When we have for example (as in the A/B test example) a test if a green button works better than a blue one and we have the following results:

  • Blue: conversion rate = 15% ± 5% (that means: between 10 and 20%)
  • Green: conversion rate = 20% ± 5% (that means: between 15 and 25%)

we still have no answer. The error-margin is just to high and we need to increase the number of samples to give a good answer. But what is enough? We don’t want to spend more time and effort than needed but a result with a too high margin of error is just wasted time and resources. So we have to calculate how many samples we need before we start.

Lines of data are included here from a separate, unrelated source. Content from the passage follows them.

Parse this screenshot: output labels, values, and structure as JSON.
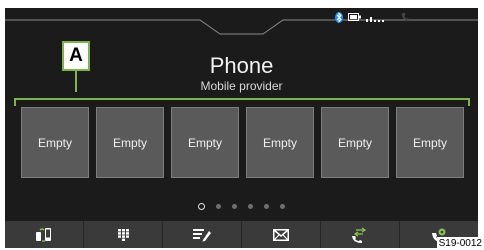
{
  "header": {
    "title": "Phone",
    "subtitle": "Mobile provider"
  },
  "status": {
    "icons": [
      "bluetooth-icon",
      "battery-icon",
      "signal-strength-icon",
      "phone-handset-icon"
    ]
  },
  "annotation": {
    "marker": "A",
    "reference": "S19-0012"
  },
  "favorites": [
    {
      "label": "Empty"
    },
    {
      "label": "Empty"
    },
    {
      "label": "Empty"
    },
    {
      "label": "Empty"
    },
    {
      "label": "Empty"
    },
    {
      "label": "Empty"
    }
  ],
  "pager": {
    "total": 6,
    "current": 1
  },
  "bottom_bar": {
    "buttons": [
      {
        "icon": "phone-selection-icon"
      },
      {
        "icon": "keypad-icon"
      },
      {
        "icon": "contacts-icon"
      },
      {
        "icon": "messages-icon"
      },
      {
        "icon": "call-list-icon"
      },
      {
        "icon": "settings-icon"
      }
    ]
  },
  "colors": {
    "background": "#1b1b1b",
    "tile": "#5a5a5a",
    "bottom_bar": "#3a3a3a",
    "annotation_green": "#7ab648",
    "bluetooth_blue": "#1e90ff",
    "accent_green": "#8bc34a"
  }
}
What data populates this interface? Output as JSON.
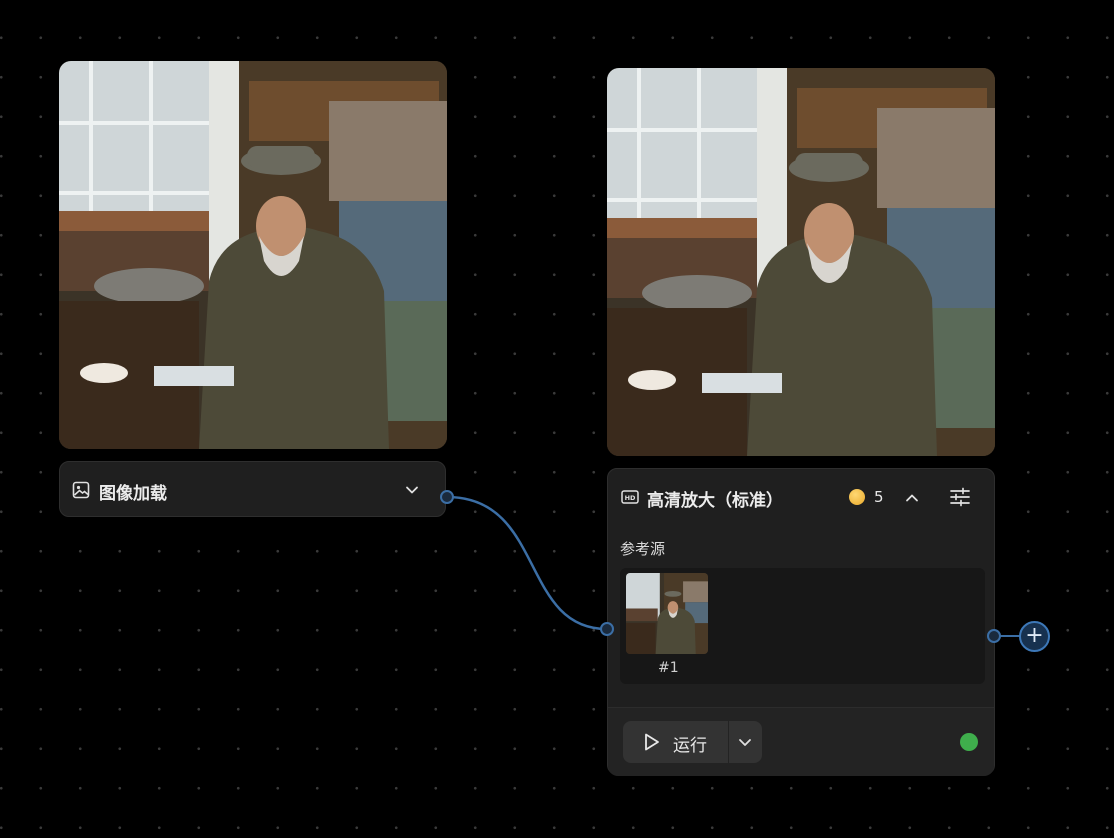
{
  "image_loader": {
    "title": "图像加载",
    "icon": "image-icon",
    "menu_icon": "chevron-down-icon"
  },
  "upscale_node": {
    "title": "高清放大（标准）",
    "icon": "hd-icon",
    "cost": "5",
    "cost_icon": "coin-icon",
    "reference_label": "参考源",
    "reference_index": "#1",
    "run_label": "运行",
    "status_color": "#3fae4c"
  },
  "colors": {
    "background": "#000000",
    "node": "#1f1f1f",
    "wire": "#3b6ea5",
    "status": "#3fae4c"
  }
}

For this calculation we can use the cochran formula: n = ( z² * p * (1-p) ) / e²

So, if we want to check if the distribution of heads and tails is really 50/50 with 2% margin of error we get this calculation:

  • n = ( 1.96² * 0.5 * (1-0.5) ) / 0.02²
  • n = ( 1.96² * 0.25 ) / 0.02²
  • n = 0.9604 / 0.0004
  • n = 2401

In this case we have to flip the coins 2401 times to get to this ±2%

In the case of the blue and green button with ±1% we get (we just use the 15% as a known for the blue button, we don’t know green yet):

  • n = ( z² * p * (1-p) ) / e²
  • n = ( 1.96² * 0.15 * (1-0.15) ) / 0.01²
  • n = 4899

We need to run 4899 tests (for each situation!) to get a usefull test. The reason is that we actually run on both pages the test: does the user click, yes or no.
That means we have to display the page with the blue button 4899 times and the page with the green button also 4899 times.

Small Populations

One last addition: sometimes we need a samplesize that is greater than or a large part of the population. For example: We have an election for the new mayor. We have 2 mayors and the population of the (small) city is 2000 persons.

We want to run a poll with 95% confidence and 2% margin of error.

  • n = ( z² * p * (1-p) ) / e²
  • n = ( 1.96² * 0.5 * (1-0.5)) / 0.02²
  • n = 2401

But the population is just 2000 persons, how can we run a poll in this case?
In situations where the population is small we can use the following addition:

sn = n / ( 1 + (n-1)/N )

  • n = the previous samplesize, 2401 in our case
  • N = population
  • sn = n for small populations

When we use these values we get:

  • sn = 2401 / (1+ (2401-1)/2000)
  • sn = 2401 / ( 1 + 2400/2000 )
  • sn = 2401 / ( 1 + 1.2 )
  • sn = 2401 / 2.2
  • sn = 1091.4 = 1092 (we have to round up)

That means we have to ask 1092 people to know with just 2% margin of error which mayor will be elected. If 5% margin of error was good enough we could have done the poll with a samplesize (sn) of 323 persons.
This addition can be important if you want to send for example a questionnaire to your customers when the number of customers is limited.